Он вдруг поднял глаза.
— Да никакого. Странный он человек, вот и все. Извините. Я вел себя как дурак. А теперь мне пора. В отеле начинается праздничная неделя… И, разумеется, все сказанное должно остаться между нами…
И он удалился, приложив палец к губам — как наперсник в комедии. Какая занятная разновидность Яго! Сейчас я даже чувствую к Керсэну нечто вроде ненависти, словно вуайер, с изумлением заметивший, что кто-то подглядывает за ним самим. Керсэн что-то унюхал — у таких грубых людей особое, отвратительное обоняние. А мне стыдно и гадко, точно меня лишили невинности: я будто чувствую на себе, на всех нас следы грязных рук. Возмутительно. Такое впечатление, что полицейский комиссар схватил за шиворот героя трагедии.
Медленно, сонливо тянутся дни, похожие один на другой. Меня одолела лень, нет сил встать с кровати, хочется свернуться калачиком на теплом шерстяном одеяле и глядеть, как поднимается дымок от сигареты — и лежать так часами, с утра до вечера. В полдень солнце раздавливает пляж своим зноем. В коридорах и комнатах отеля, которые смотрят на слепящую гладь моря, опущены жалюзи, и там царит томительный полумрак тропического леса, — призрачный полумрак бессонницы, куда бесшумно прокрадываются фигуры в белых махровых халатах.
Сегодня ночью долго стоял у окна, смотрел, как над морем восходит загадочная луна. Захваченная врасплох во время любовного свидания, на широкой светящейся лестнице, испещренная черными родинками, молчаливая, она казалась бесстыдной, непонятной и полной предзнаменований, точно женское недомогание.
Я становлюсь нервным, как ребенок.
Всем тем, кто, как я, знает, что невинность и виновность даны нам от рождения.
То, что я пишу, по сути имеет прямое отношение к позавчерашнему разговору.
Уже давно я осознал тот поразительный факт, что страсть — не навязчивая идея, не суженное пространство, на котором отныне должны умещаться все помыслы и заботы, не отвод жизненных потоков в новое, отныне единственное русло, которое человек наметил для себя сам, — нет, это неистовое, брызжущее кипение жизни: так вскипает вещество под жгучей каплей кислоты. Поэтому на мой взгляд, да и на взгляд каждого, кто всмотрится повнимательнее, страсть может достигнуть наивысшей мощи только внутри некоей группы людей. В иных условиях она не возвысится до экстаза, до исступления. Я не представляю себе страсть на пустынном острове. И наоборот: там, где имеется
Страсть передается, как зараза. Страсть — дитя толпы или, по крайней мере, группы.

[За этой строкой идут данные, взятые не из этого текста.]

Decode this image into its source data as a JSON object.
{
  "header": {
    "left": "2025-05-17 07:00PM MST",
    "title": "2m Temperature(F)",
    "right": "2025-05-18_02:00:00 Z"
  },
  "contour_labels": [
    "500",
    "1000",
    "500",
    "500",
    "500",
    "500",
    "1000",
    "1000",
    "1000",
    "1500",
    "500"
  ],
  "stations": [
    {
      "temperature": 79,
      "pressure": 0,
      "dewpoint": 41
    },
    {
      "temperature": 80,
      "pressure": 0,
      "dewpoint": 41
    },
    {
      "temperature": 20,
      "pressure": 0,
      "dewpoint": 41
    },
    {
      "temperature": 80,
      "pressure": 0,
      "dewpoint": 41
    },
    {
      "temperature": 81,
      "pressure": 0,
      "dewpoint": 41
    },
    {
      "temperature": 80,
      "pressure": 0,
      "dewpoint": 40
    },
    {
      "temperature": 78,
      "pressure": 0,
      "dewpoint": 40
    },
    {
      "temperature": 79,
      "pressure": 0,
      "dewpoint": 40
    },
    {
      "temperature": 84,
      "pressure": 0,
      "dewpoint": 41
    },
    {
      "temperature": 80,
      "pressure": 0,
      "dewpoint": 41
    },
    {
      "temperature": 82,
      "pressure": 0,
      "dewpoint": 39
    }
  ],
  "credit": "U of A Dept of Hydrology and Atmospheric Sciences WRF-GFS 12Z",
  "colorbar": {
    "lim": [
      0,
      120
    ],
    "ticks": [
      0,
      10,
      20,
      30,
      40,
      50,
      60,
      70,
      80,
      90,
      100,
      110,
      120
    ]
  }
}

Он живет и действует в искусственном мирке, создаваемом им самим — его голосом, его речами и походкой, — мирке правдоподобия, приличия, благопристойности. Даже самые скверные его выходки не могут ничего изменить: если человек сидит в кресле с такой царственной непринужденностью, он всем внушает доверие; а слова, слетающие с таких любезных, таких румяных, таких бестрепетных уст, никому не покажутся бредом.
Для меня самый волнующий период в жизни Христа — это краткий период от Воскресения до Вознесения, когда Его явления людям были такими недолгими, зыбкими, сумеречными и со скорбью воспринимались как последние, как прощальный отблеск заходящего светила — в то же время удивляли, казались небывалым возвратом надежды, запоздалой прихотью, небрежностью божества. Это Он — и не Он: лицо возникает перед тобой — и через мгновение гаснет либо сияет тебе из-под чьих-то других черт. И начинается лихорадочная погоня за привидением, которую прерывает идиллическая пауза — словно вечерняя беседа у колодца: окутанный сумраком пришелец просит у служанки на постоялом дворе, чтобы принесла ему поесть. Мирный ужин в тени виноградной беседки с паломниками, идущими в Эммаус, — медлительная рука, преломляющая хлеб, вечер так ясен. Все такое привычное — ну да, мы
Еще один странный эпизод.
В последние дни жара стала невыносимой, и вот после обеда, когда отель опустел, мы с Жаком устроились в курительной и, чтобы убить время, сыграли несколько шахматных партий.
Жак их все проиграл — и не мог скрыть раздражения. Я замечаю, что он, как и я, изо дня в день становится все более нервным, импульсивным. Сегодня после обеда Аллан и Кристель опять куда-то исчезли вдвоем, и Жак, украдкой наблюдавший за ними, помрачнел.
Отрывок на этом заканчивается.